Emilienne Moreau was born at Wingles, Pas-de-Calais, France on 4 June 1898. She was the daughter of a retired miner who opened a grocery store in Loos-en-Gohelle.

She was starting a teaching career when the Germans invaded the north of France during October 1914. Her father died in December of that year while German soldiers were housed in their village.

On 25 September 1915, as Scottish soldiers of the Black Watch counter-attacked her village, 17-year-old Emilienne provided vital information on the location of the Germans and helped care for wounded Scottish soldiers. Her exploits were reported in detail by the French newspaper Le Petit Parisien.

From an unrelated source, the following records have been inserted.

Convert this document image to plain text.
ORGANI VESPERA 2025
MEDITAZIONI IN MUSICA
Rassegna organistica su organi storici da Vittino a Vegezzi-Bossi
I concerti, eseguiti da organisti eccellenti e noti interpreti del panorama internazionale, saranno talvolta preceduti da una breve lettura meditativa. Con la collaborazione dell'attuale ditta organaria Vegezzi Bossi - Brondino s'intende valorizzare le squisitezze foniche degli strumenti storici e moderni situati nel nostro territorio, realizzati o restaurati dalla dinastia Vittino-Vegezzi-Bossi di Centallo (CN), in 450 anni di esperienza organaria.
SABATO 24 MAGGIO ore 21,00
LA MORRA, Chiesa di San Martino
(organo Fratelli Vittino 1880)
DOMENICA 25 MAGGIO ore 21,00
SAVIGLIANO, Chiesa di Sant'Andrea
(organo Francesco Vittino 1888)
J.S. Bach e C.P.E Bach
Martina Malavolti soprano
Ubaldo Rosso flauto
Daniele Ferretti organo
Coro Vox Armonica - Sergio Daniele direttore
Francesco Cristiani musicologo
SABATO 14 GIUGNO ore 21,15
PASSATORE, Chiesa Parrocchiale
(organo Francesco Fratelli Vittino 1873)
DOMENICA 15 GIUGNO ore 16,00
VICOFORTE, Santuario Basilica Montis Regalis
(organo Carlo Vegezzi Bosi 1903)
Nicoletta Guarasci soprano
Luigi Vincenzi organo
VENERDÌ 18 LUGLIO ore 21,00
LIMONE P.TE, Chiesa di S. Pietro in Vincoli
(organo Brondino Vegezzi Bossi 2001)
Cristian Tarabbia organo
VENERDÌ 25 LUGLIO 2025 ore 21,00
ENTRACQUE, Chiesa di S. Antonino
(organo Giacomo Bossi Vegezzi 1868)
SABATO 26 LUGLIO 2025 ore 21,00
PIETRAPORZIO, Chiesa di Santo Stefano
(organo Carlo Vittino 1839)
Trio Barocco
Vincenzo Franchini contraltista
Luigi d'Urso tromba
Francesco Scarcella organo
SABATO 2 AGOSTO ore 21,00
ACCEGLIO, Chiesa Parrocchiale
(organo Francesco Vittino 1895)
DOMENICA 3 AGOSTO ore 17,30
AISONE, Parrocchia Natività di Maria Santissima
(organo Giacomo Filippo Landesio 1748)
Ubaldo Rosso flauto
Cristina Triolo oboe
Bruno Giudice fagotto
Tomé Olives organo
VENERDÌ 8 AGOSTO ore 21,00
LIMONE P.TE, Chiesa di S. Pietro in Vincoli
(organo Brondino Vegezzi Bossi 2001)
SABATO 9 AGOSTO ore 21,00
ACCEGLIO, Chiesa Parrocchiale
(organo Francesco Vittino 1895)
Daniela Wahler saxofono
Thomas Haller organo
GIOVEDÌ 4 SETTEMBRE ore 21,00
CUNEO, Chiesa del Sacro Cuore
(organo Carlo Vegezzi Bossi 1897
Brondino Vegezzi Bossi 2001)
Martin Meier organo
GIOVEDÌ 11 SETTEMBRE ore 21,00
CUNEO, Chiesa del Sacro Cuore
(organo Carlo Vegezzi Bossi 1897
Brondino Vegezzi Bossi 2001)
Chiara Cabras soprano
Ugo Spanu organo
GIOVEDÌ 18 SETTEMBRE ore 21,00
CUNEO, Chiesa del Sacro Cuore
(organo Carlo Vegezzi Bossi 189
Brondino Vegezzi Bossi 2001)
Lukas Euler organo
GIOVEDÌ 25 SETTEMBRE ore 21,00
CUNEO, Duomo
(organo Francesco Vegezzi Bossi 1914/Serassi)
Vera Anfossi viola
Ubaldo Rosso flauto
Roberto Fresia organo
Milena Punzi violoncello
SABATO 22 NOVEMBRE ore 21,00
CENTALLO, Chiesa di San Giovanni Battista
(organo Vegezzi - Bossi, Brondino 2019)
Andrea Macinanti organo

After the war, she went back to the Pas-de-Calais. She married socialist activist Just Evrard in 1932. When WWII was declared, Émilienne was living with her husband and her two children in Lens. As with many people in northern France, they fled from the war zone, but returned to Lens after the French Armistice to be with her family.

Famous for her former military actions during WWI, Emilienne was quickly placed under house arrest in Lillers. After some time she was permitted to return to Lens where she distributed propaganda brochures against Marshal Pétain's and made contact with the British Intelligence Service, giving them crucial information.

At the end of 1940, Emilienne and her husband created a secret section of her socialist party in Lens. She was known in the Resistance under two names: Jeanne Poirier and Émilienne la Blonde and was in charge of linking “Brutus” in Switzerland with CAS (Socialist Action Committee), combining this with some specific missions in Paris. She later joined the “France au Combat” (The Fighting France) resistance movement, founded in 1943 by André Boyer.

In March 1944, she was almost arrested following the case of the “85 de l’Avenue de Saxe” in Lyon. In this affair, 17 of her friends in the resistance network were arrested by the Gestapo. Two months later, still in Lyon, she escaped yet again from another series of raids. In one of them, Nazi soldiers waited for her near her house and fired in her direction when they spotted her. They missed and she quickly escaped by using a basement in the neighborhood.

Now officially hunted down, she escaped to England on 7 August 1944 after several attempts.

Back in France in September 1944, she sat in the “Assemblée consultative”. For her work in the French resistance, she was awarded the rare title of Compagnon de la Libération by Général Charles de Gaulle in August 1945.

Émilienne Moreau-Evrard died on January 5, 1971 and was buried in Lens, aged 72 years old.